The US Department of Defense Inspector General (DOD IG) published a report detailing the cybersecurity status of the Ballistic Missile Defense System (BMDS). The results are far from good and can hardly put US tax payer’s thoughts at ease. In summary, the report found that there was no data encryption, no antivirus programs, no multifactor authentication mechanisms, and 28-year-old unpatched vulnerabilities as just a few of the failings discovered. The authors of the report inspected five random locations where the Missile Defense Agency (MDA) had placed ballistic missiles that form part of the BMDS, which is a Department of Defence program developed to protect US territories by launching ballistic missiles to intercept enemy missiles.
The report concluded that “the Army, Navy, and MDA did not protect networks and systems that process, store, and transmit BMDS technical information.” This conclusion was drawn from several problematic areas with multifactor authentication been the most problematic according to the Inspector General. According to MDA employment guidelines, any new MDA employee would receive a username and password so they can access BMDS' network. As new employees are eased into their new jobs, they would later also receive a common access card (CAC). This is specifically designed to enable their accounts in conjunction with their password, as a second-factor authentication. The normal procedure says that all new MDA workers must use multifactor authentication within two weeks of being hired.

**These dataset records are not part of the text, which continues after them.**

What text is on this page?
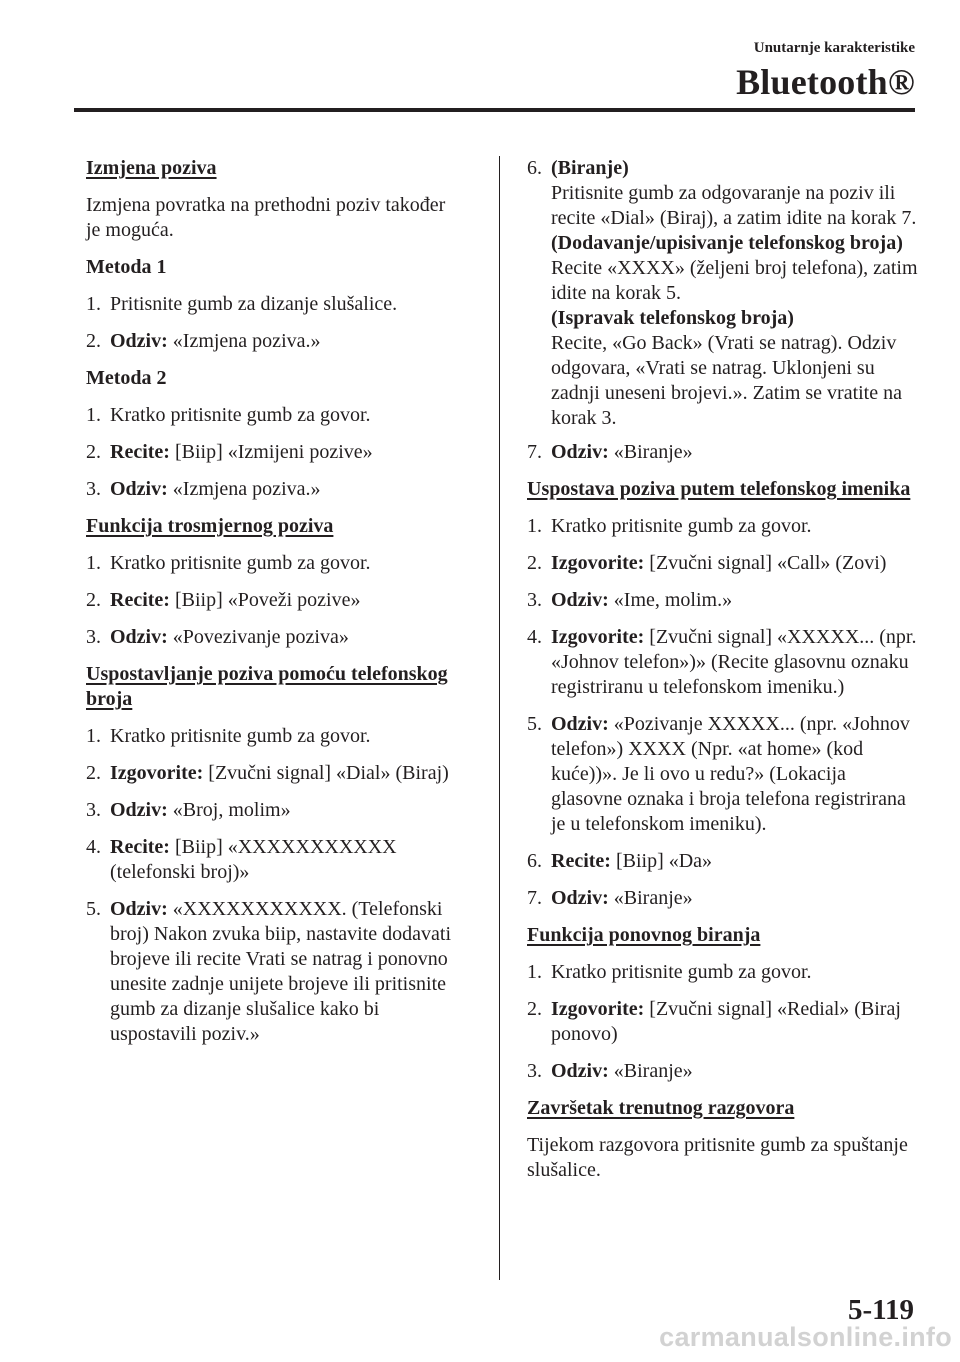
Unutarnje karakteristike
Bluetooth®
Izmjena poziva
Izmjena povratka na prethodni poziv također je moguća.
Metoda 1
1. Pritisnite gumb za dizanje slušalice.
2. Odziv: «Izmjena poziva.»
Metoda 2
1. Kratko pritisnite gumb za govor.
2. Recite: [Biip] «Izmijeni pozive»
3. Odziv: «Izmjena poziva.»
Funkcija trosmjernog poziva
1. Kratko pritisnite gumb za govor.
2. Recite: [Biip] «Poveži pozive»
3. Odziv: «Povezivanje poziva»
Uspostavljanje poziva pomoću telefonskog broja
1. Kratko pritisnite gumb za govor.
2. Izgovorite: [Zvučni signal] «Dial» (Biraj)
3. Odziv: «Broj, molim»
4. Recite: [Biip] «XXXXXXXXXXX (telefonski broj)»
5. Odziv: «XXXXXXXXXXX. (Telefonski broj) Nakon zvuka biip, nastavite dodavati brojeve ili recite Vrati se natrag i ponovno unesite zadnje unijete brojeve ili pritisnite gumb za dizanje slušalice kako bi uspostavili poziv.»
6. (Biranje)
Pritisnite gumb za odgovaranje na poziv ili recite «Dial» (Biraj), a zatim idite na korak 7.
(Dodavanje/upisivanje telefonskog broja)
Recite «XXXX» (željeni broj telefona), zatim idite na korak 5.
(Ispravak telefonskog broja)
Recite, «Go Back» (Vrati se natrag). Odziv odgovara, «Vrati se natrag. Uklonjeni su zadnji uneseni brojevi.». Zatim se vratite na korak 3.
7. Odziv: «Biranje»
Uspostava poziva putem telefonskog imenika
1. Kratko pritisnite gumb za govor.
2. Izgovorite: [Zvučni signal] «Call» (Zovi)
3. Odziv: «Ime, molim.»
4. Izgovorite: [Zvučni signal] «XXXXX... (npr. «Johnov telefon»)» (Recite glasovnu oznaku registriranu u telefonskom imeniku.)
5. Odziv: «Pozivanje XXXXX... (npr. «Johnov telefon») XXXX (Npr. «at home» (kod kuće))». Je li ovo u redu?» (Lokacija glasovne oznaka i broja telefona registrirana je u telefonskom imeniku).
6. Recite: [Biip] «Da»
7. Odziv: «Biranje»
Funkcija ponovnog biranja
1. Kratko pritisnite gumb za govor.
2. Izgovorite: [Zvučni signal] «Redial» (Biraj ponovo)
3. Odziv: «Biranje»
Završetak trenutnog razgovora
Tijekom razgovora pritisnite gumb za spuštanje slušalice.
5-119
carmanualsonline.info
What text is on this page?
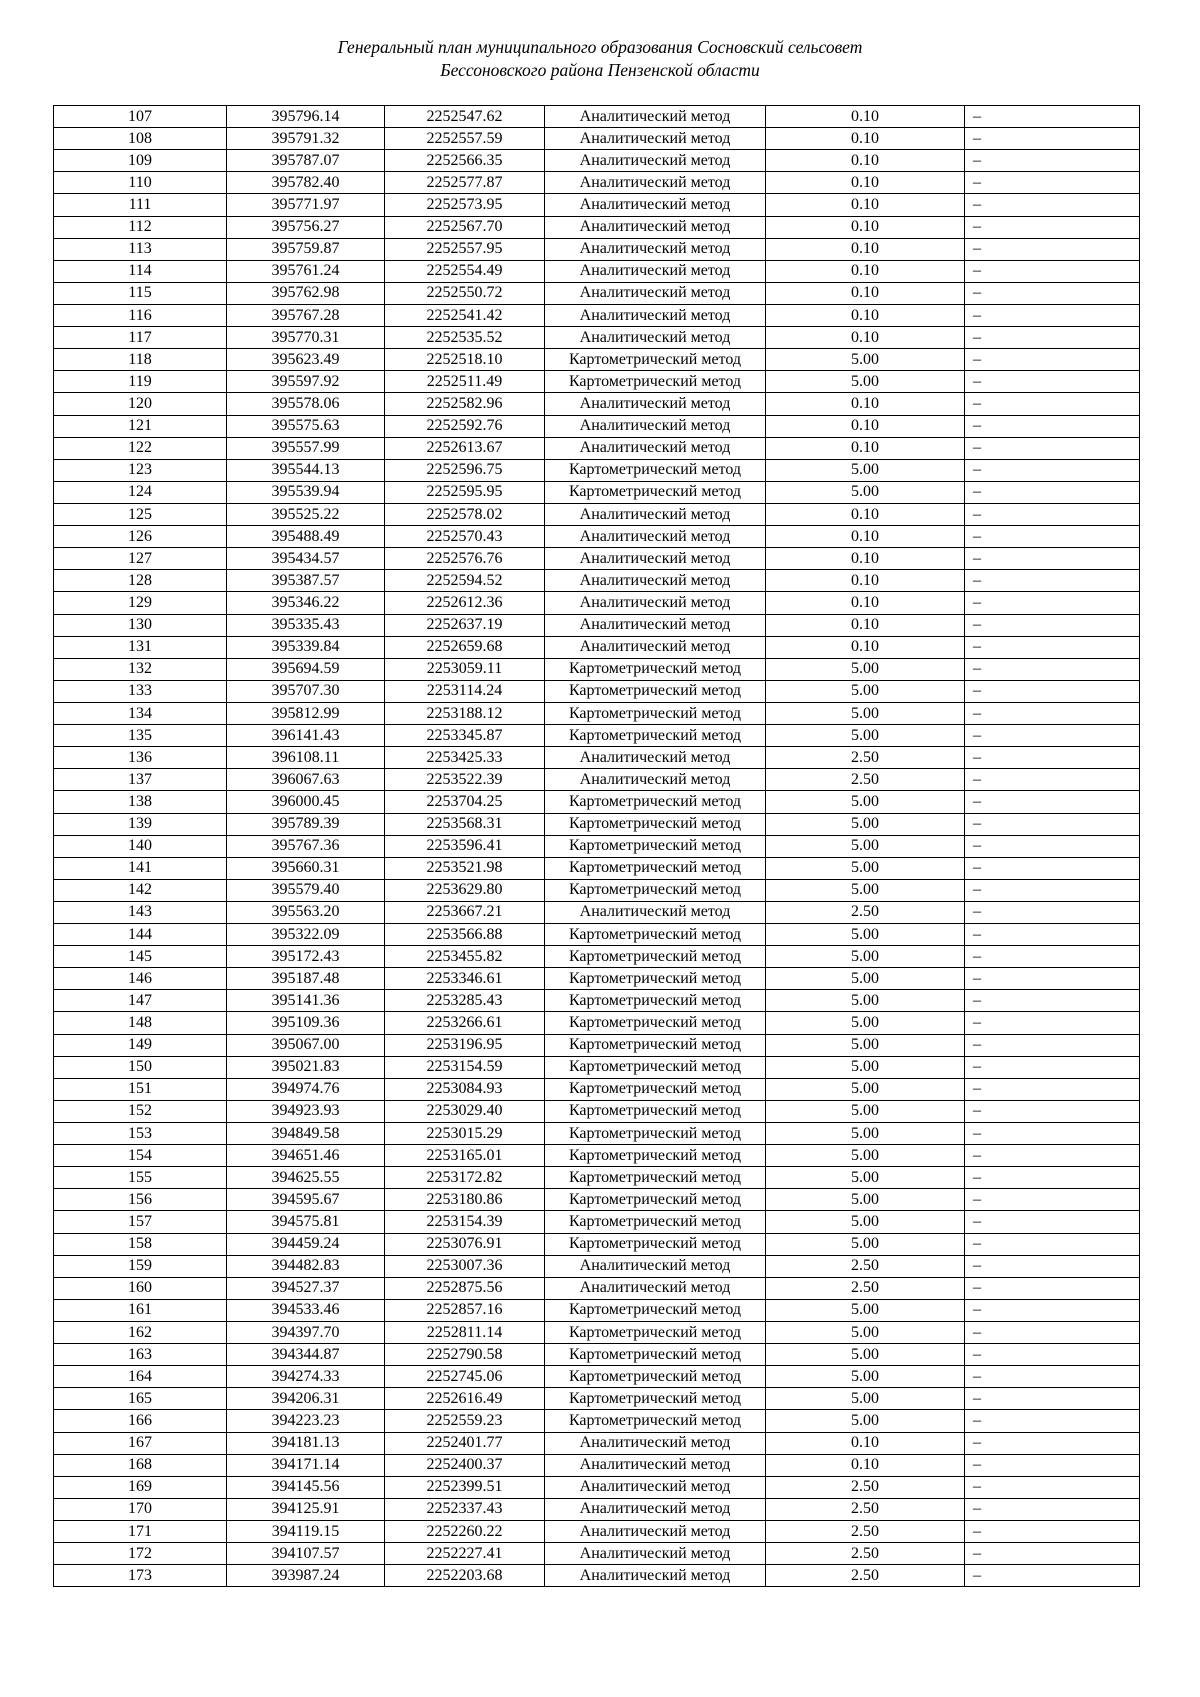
Генеральный план муниципального образования Сосновский сельсовет
Бессоновского района Пензенской области
107	395796.14	2252547.62	Аналитический метод	0.10	–
108	395791.32	2252557.59	Аналитический метод	0.10	–
109	395787.07	2252566.35	Аналитический метод	0.10	–
110	395782.40	2252577.87	Аналитический метод	0.10	–
111	395771.97	2252573.95	Аналитический метод	0.10	–
112	395756.27	2252567.70	Аналитический метод	0.10	–
113	395759.87	2252557.95	Аналитический метод	0.10	–
114	395761.24	2252554.49	Аналитический метод	0.10	–
115	395762.98	2252550.72	Аналитический метод	0.10	–
116	395767.28	2252541.42	Аналитический метод	0.10	–
117	395770.31	2252535.52	Аналитический метод	0.10	–
118	395623.49	2252518.10	Картометрический метод	5.00	–
119	395597.92	2252511.49	Картометрический метод	5.00	–
120	395578.06	2252582.96	Аналитический метод	0.10	–
121	395575.63	2252592.76	Аналитический метод	0.10	–
122	395557.99	2252613.67	Аналитический метод	0.10	–
123	395544.13	2252596.75	Картометрический метод	5.00	–
124	395539.94	2252595.95	Картометрический метод	5.00	–
125	395525.22	2252578.02	Аналитический метод	0.10	–
126	395488.49	2252570.43	Аналитический метод	0.10	–
127	395434.57	2252576.76	Аналитический метод	0.10	–
128	395387.57	2252594.52	Аналитический метод	0.10	–
129	395346.22	2252612.36	Аналитический метод	0.10	–
130	395335.43	2252637.19	Аналитический метод	0.10	–
131	395339.84	2252659.68	Аналитический метод	0.10	–
132	395694.59	2253059.11	Картометрический метод	5.00	–
133	395707.30	2253114.24	Картометрический метод	5.00	–
134	395812.99	2253188.12	Картометрический метод	5.00	–
135	396141.43	2253345.87	Картометрический метод	5.00	–
136	396108.11	2253425.33	Аналитический метод	2.50	–
137	396067.63	2253522.39	Аналитический метод	2.50	–
138	396000.45	2253704.25	Картометрический метод	5.00	–
139	395789.39	2253568.31	Картометрический метод	5.00	–
140	395767.36	2253596.41	Картометрический метод	5.00	–
141	395660.31	2253521.98	Картометрический метод	5.00	–
142	395579.40	2253629.80	Картометрический метод	5.00	–
143	395563.20	2253667.21	Аналитический метод	2.50	–
144	395322.09	2253566.88	Картометрический метод	5.00	–
145	395172.43	2253455.82	Картометрический метод	5.00	–
146	395187.48	2253346.61	Картометрический метод	5.00	–
147	395141.36	2253285.43	Картометрический метод	5.00	–
148	395109.36	2253266.61	Картометрический метод	5.00	–
149	395067.00	2253196.95	Картометрический метод	5.00	–
150	395021.83	2253154.59	Картометрический метод	5.00	–
151	394974.76	2253084.93	Картометрический метод	5.00	–
152	394923.93	2253029.40	Картометрический метод	5.00	–
153	394849.58	2253015.29	Картометрический метод	5.00	–
154	394651.46	2253165.01	Картометрический метод	5.00	–
155	394625.55	2253172.82	Картометрический метод	5.00	–
156	394595.67	2253180.86	Картометрический метод	5.00	–
157	394575.81	2253154.39	Картометрический метод	5.00	–
158	394459.24	2253076.91	Картометрический метод	5.00	–
159	394482.83	2253007.36	Аналитический метод	2.50	–
160	394527.37	2252875.56	Аналитический метод	2.50	–
161	394533.46	2252857.16	Картометрический метод	5.00	–
162	394397.70	2252811.14	Картометрический метод	5.00	–
163	394344.87	2252790.58	Картометрический метод	5.00	–
164	394274.33	2252745.06	Картометрический метод	5.00	–
165	394206.31	2252616.49	Картометрический метод	5.00	–
166	394223.23	2252559.23	Картометрический метод	5.00	–
167	394181.13	2252401.77	Аналитический метод	0.10	–
168	394171.14	2252400.37	Аналитический метод	0.10	–
169	394145.56	2252399.51	Аналитический метод	2.50	–
170	394125.91	2252337.43	Аналитический метод	2.50	–
171	394119.15	2252260.22	Аналитический метод	2.50	–
172	394107.57	2252227.41	Аналитический метод	2.50	–
173	393987.24	2252203.68	Аналитический метод	2.50	–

The report found that at three of the five inspected locations, investigators found that many users did not enable multifactor authentication for their accounts, and were still using their username and password to access BMDS' network. It was also found that one employee had accessed BMDS data for seven years without the protection provided by their card, and at another MDA site, investigators found that the network was never configured to support multifactor authentication at all despite guidelines requiring such authentication to be employed. In general, the lack of multifactor authentication leaves employees vulnerable to phishing attacks.
Another area found to be of concern centered around the patching of vulnerabilities. Inspectors discovered that at three of the five locations failed to apply security patches, leaving computers and adjacent network systems vulnerable to remote attacks as well as local attacks. It was discovered that systems were not patched for vulnerabilities discovered and fixed in 2016, 2013, and even going as far as back as 1990. This section of the report is heavily redacted which would suggest that patching of vulnerabilities is underway by MDA staff. Included in the areas of concern were not secured server racks, MDA officials did not consistently use encryption when moving data between air-gapped systems using removable media, and administrators failed to install an intrusion detection and prevention system, meaning an antivirus suite to you and me.
Not the First Time
This is not the first time a US military department was found to lack cybersecurity protocols. In October of this year a report compiled by the US Government Accountability Office (GAO), an agency that provides auditing, evaluation, and investigative services for Congress found that new computerized weapons systems currently under development by the DOD can be easily hacked. According to the report GAO investigators played the role of adversary and found several vulnerabilities. Many of these vulnerabilities were uncovered,
“Using relatively simple tools and techniques, testers were able to take control of systems and largely operate undetected, due in part to basic issues such as poor password management and unencrypted communications.”
The report includes some eye-catching hacks performed by GAO investigators. One such case was when the testers took control of operator terminals enabling them to see, in real-time, what the operators were seeing on their screens and could manipulate the system. Another team downloaded 100 gigabytes, while multiple teams reported that they were able to copy, change, or delete system data. Lastly, it was found that,
“Nearly all major acquisition programs that were operationally tested between 2012 and 2017 had mission-critical cyber vulnerabilities that adversaries could compromise”
While the report highlighted security vulnerabilities it also showed the DOD is far from perfect when addressing previous flaws. The reported stated,
“For example, one test report indicated that only 1 of 20 cyber vulnerabilities identified in a previous assessment had been corrected. The test team exploited the same vulnerabilities to gain control of the system. When asked why vulnerabilities had not been addressed, program officials said they had identified a solution, but for some reason, it had not been implemented. They attributed it to contractor error.”
The report did not mention the next generation weapons systems by name but GAO did say all systems were heavily computerized and many were also networked together, which would make them a high-value target for many foreign nation-state hacking groups once they go live. This also means that once such systems go live they will essentially live on the Internet and if the security issues are not corrected they could potentially be hacked by any interested party.
Warning and Recommendations
The US Department of Defense Inspector General’s report detailed at the start of the article will hopefully be the shot in the arm that the MDA and other military departments need to ensure their networks are secure. This may be doubly true when you consider that the MDA has 104 ballistic missile locations and plans to build another ten. If vulnerabilities are not addressed there is a legitimate fear these bases could be easily attacked in case of a conflict. The DOD IG report made a set of recommendations that top officials and the rest of the MDA bases are now supposed to review and implement. These recommendations included the enforcing of multifactor authentication and encrypting BMDS technical information stored on removable media just in case those in charge skip the body of the report.